Britain sold chemicals and components to Syria that ended up being used in the manufacture of the deadly nerve agent sarin, BBC Newsnight can reveal.
A leaked Foreign Office document says they were supplied in the mid-1980s.
Ministers will confirm within days that UK firms provided the materials and that Syria has admitted they played a role in its chemical weapons programme.
They will say there were no proper regulations at the time, but that tighter rules and controls exist now.

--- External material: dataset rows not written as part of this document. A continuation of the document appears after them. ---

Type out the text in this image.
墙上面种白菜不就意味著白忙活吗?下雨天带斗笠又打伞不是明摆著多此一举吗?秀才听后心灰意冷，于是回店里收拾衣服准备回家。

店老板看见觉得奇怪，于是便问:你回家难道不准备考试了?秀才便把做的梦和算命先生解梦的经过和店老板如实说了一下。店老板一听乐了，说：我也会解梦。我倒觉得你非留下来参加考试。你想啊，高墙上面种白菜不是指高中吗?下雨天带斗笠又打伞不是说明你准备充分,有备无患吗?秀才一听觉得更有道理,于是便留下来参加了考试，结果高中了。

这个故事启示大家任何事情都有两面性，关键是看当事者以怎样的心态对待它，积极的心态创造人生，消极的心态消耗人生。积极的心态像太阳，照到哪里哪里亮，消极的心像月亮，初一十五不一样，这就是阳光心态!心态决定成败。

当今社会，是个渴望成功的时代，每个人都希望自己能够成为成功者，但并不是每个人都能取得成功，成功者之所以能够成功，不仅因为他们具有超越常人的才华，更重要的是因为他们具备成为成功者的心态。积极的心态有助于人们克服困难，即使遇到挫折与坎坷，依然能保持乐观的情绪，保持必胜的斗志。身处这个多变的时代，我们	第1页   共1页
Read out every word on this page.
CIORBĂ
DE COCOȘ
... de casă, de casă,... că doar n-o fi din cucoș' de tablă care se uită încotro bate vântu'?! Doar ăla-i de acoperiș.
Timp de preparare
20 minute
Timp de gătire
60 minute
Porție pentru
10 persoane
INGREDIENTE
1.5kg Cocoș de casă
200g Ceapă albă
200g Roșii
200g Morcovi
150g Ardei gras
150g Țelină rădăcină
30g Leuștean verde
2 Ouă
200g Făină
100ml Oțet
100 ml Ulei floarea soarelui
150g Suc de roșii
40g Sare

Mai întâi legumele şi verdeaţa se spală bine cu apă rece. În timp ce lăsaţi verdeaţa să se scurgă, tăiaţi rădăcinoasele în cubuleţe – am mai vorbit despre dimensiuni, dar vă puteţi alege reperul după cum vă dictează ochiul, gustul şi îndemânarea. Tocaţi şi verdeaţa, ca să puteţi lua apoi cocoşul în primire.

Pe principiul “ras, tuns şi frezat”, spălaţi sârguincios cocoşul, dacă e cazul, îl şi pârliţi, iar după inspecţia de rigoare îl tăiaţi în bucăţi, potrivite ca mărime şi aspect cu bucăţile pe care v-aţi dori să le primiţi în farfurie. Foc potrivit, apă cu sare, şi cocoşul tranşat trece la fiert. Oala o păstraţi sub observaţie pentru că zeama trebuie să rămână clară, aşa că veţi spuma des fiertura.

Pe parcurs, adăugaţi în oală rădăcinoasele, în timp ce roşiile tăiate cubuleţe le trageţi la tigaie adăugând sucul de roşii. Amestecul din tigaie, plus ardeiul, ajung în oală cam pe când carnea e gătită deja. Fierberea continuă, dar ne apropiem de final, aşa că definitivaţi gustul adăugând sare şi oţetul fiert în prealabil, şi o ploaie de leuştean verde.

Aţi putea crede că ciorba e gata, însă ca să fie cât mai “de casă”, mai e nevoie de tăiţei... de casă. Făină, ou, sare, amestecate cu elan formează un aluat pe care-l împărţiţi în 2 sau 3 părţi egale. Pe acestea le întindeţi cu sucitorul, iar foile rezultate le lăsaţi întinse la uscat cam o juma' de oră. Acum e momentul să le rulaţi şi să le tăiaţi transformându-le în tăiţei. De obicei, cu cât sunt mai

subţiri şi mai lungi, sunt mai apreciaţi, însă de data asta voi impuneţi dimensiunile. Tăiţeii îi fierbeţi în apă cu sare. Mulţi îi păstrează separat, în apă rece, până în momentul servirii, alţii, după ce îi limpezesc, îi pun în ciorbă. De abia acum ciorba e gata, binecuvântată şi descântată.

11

Sarin has been linked to a number of attacks in Syria's bloody three-year conflict.
'Tipping point'
A report by UN chemical weapons inspectors found "clear and convincing evidence" that surface-to-surface rockets containing sarin were fired at suburbs to the east and west of the Syrian capital Damascus last August - an attack that killed hundreds of people.
The US and UK accused President Bashar al-Assad's government of being behind the attacks, but Damascus blamed rebel groups fighting to topple him.
However, US, UK, French and Israeli officials have said there is also evidence that Syrian government forces used sarin against rebels and civilians on several previous occasions.
Attacks like those in Damascus proved the tipping point for the West - the redline that encouraged David Cameron and Barack Obama to consider military action to stop the conflict.
The UK took a leading role in forcing the Syrian regime to destroy its stockpiles of chemical weapons - and disclose to inspectors which countries were guilty of providing the materials.